If you read on beware of plot spoilers.

Gregor Samsa lives with his parents and sister, for whom he is the sole wage earner. He is working hard with the sole motivation of covering his family’s debts and costs. He wakes one morning to the dawning realisation that he has turned into some kind of beetle. The story unfolds with the horror and disbelief felt by his family. Gregor remains locked in his room, fed scraps by his sister. Gradually the family members remove furniture from his room and adjust to life by taking in lodgers and living off their savings. It seems they have been living off Gregor for years. He overhears their conversation expressing frustration at Gregor still being there and referring to him as ‘it’. The final scene is when an emaciated beetle escapes the flat and dies to be swept up by the housekeeper. So the family is free to get on with their lives.

As I reacquainted myself with this book, I made a connection with how we can relate to older dependent generations in our families. Do they easily become non-people whom we suffer as increasing burdens? This is not an easy one to answer honestly.

When my parents died following long, slow declines which sapped their dignity and how I knew them – it caused me to ask myself this. I tried to keep things real, personal and loving. But I saw that the roles we play and the transactions we make are a big part of how children relate to their parents at any age. By transactions, I mean matters of money and control.

Now it has been noted that Kafka may well have been asking similar questions from the other side: how do families and parents relate to children as they reach adulthood? So we could ask whether we see young people beyond the contribution they make or the drain that they are.

Of course, there is much care across generations in our families, much commitment and support. I am not denying or criticising that, it is to be honoured.

But I am asking whether, in the midst of our family roles, people of another generation become objects for us, the “other” we talk about but don’t really understand. They are the “other” we live with, provide for, plan about, worry about and receive from. But I wonder whether all we do for children, young people and older people belies the struggle we have to relate to them as sentient and free people.

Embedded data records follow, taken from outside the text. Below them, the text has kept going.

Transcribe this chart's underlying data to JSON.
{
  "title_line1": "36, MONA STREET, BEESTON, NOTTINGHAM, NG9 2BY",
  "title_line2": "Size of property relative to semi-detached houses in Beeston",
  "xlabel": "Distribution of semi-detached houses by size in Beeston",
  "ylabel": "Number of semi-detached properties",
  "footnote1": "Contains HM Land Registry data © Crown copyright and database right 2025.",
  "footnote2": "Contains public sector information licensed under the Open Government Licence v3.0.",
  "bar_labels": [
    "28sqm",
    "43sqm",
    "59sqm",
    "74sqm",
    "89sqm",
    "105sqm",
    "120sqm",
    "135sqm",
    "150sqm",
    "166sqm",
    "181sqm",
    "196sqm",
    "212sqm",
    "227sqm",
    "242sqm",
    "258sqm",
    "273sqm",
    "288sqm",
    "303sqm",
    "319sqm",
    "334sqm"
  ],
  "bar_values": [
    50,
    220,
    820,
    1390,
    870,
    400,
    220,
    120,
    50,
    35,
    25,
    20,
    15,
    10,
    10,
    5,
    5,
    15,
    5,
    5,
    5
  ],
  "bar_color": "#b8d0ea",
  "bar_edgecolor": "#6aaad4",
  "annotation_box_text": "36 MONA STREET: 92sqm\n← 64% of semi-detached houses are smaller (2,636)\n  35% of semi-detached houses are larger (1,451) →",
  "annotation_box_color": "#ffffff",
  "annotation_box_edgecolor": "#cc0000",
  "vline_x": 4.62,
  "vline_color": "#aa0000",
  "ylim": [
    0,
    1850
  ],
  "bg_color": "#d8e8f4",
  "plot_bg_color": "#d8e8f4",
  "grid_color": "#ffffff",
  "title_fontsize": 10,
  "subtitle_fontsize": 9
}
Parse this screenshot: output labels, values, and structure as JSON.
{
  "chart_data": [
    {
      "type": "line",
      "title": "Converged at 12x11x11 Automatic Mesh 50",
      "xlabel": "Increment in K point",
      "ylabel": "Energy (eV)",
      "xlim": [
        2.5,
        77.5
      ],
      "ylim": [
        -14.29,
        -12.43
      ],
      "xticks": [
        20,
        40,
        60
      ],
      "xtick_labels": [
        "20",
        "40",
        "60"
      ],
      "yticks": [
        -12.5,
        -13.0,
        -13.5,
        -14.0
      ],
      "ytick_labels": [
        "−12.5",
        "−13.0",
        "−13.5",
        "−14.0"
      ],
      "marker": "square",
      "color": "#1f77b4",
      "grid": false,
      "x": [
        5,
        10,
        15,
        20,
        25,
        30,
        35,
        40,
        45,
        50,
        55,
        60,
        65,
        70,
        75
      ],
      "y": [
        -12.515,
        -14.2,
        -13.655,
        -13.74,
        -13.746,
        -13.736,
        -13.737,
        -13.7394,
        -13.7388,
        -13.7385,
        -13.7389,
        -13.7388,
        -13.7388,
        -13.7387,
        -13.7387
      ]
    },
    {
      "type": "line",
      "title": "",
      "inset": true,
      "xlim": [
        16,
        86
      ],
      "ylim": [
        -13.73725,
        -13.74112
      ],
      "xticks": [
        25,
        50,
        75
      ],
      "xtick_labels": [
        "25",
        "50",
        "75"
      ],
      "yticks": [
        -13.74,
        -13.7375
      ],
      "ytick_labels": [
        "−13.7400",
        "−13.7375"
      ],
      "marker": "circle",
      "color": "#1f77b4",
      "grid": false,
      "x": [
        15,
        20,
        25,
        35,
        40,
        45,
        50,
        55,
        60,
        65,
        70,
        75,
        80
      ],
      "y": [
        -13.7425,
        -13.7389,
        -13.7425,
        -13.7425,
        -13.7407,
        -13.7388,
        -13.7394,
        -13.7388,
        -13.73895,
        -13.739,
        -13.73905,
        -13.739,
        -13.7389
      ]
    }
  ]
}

I know one reaction to this is to put an age group on a pedestal. I believe that is not the answer for it merely makes those outside that group into providers and objects. I think this touches on issues of identity, faith, development and trust

I write this as a person, a parent and a child of parents.

So I realise that the most shocking thing in Metamorphosis is not the big creepy dung beetle in the bedroom but that the beetle ends up a thing swept away and maybe was a thing all along.